I`ve been thinking a lot about what else the readers would love to hear from Nancy Prebilich, and I found my last question quite relevant, and I believe that everyone would love to learn what Nancy has to offer. And this was my last question for her: Are there any words of wisdom you would like to share with the readers to pass on your positive energy and your desire to keep fighting no matter what?

After hearing my question, Nancy was caught by surprise and this left her stunned. She had to take a moment to think about the answer to ensure that whoever reads it will receive it exactly the way she conveyed.

Nancy Prebilich: Oh dear, I don`t know. Let me think about it. The teachers in my life have been people that, if you`re able to gather any insights into enlightened wisdom from anything that I may say or do it is not my intention, or within my power. I definitely think that we can slow down our lives. We can take more time. We can look more to our past and our present and care more about our future. To take care of our land and our culture as a people, whatever that may be, whatever land or culture you come from. Those things are important. Their spirit fills us a much as Earth and water; the spirit of people. And I just feel incredibly privileged to be part of this dialogue and share my spirit with others, and to receive theirs, the people who are watching my stories.
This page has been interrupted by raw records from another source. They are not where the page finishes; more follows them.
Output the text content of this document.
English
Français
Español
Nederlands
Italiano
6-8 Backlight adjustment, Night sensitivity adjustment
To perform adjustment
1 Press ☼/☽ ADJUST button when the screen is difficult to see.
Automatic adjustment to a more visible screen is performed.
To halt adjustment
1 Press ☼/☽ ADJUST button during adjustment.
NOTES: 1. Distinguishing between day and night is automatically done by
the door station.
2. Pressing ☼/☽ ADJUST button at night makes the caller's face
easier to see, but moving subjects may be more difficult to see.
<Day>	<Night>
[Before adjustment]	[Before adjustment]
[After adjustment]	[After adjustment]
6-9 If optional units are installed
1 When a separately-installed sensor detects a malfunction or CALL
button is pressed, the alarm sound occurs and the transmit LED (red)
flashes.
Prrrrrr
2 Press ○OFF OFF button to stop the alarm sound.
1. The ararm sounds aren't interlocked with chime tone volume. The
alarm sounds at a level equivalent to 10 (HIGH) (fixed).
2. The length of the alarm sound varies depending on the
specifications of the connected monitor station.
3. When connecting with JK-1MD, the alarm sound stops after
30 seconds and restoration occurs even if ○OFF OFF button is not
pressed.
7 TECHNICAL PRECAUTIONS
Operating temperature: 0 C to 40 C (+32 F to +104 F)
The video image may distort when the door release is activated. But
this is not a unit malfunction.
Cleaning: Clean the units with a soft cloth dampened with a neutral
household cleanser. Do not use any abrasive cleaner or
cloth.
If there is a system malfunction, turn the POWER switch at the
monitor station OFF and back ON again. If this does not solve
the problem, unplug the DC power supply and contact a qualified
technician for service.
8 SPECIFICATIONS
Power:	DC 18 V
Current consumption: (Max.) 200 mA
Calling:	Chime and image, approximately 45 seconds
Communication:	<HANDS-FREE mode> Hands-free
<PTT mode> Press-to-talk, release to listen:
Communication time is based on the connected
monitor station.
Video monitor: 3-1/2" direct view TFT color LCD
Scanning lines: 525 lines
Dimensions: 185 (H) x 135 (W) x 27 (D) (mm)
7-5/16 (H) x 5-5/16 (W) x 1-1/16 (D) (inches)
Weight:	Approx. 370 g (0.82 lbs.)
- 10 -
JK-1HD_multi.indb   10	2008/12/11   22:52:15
You know, there is really an incredible human experience that takes place in the storytelling process. And I just learned to become more appreciative about all those things, and to put it out there for people to take note of their life.

As I was about to finalize interview, I asked Morgan Schmidt-Feng about his reasons for making this documentary film and the process.

Morgan Schmidt-Feng: For me, for someone who shoots and produces video for a living, so much of what I do is collaborating with other people and there is often a very tight schedule, as well as a script, and the story that I am following in a very strict way. I came up to Nancy`s place driving two hours to her rancho, to her land alone. I often was by myself. Because I was shooting by myself. So I had that time to unwind, and let the city and stress go. And, not to worry about the schedule. Nancy and I were very casual about that. When I got there, I often took my time bringing the camera out, and we would just talk and catch up. For me it was this way of kind of re-energizing and recharging my creative batteries as a filmmaker, And not to have an agenda or treatment in the story.   That was not a part of it at all. It was just really exploring, and being open and letting things happen as they were intended to happen. Because in life so many things, if you try too hard sometimes squish and crush it. I did not want to try too hard to make it into something. I wanted it to teach me what it wanted to be, and that was really my approach to it.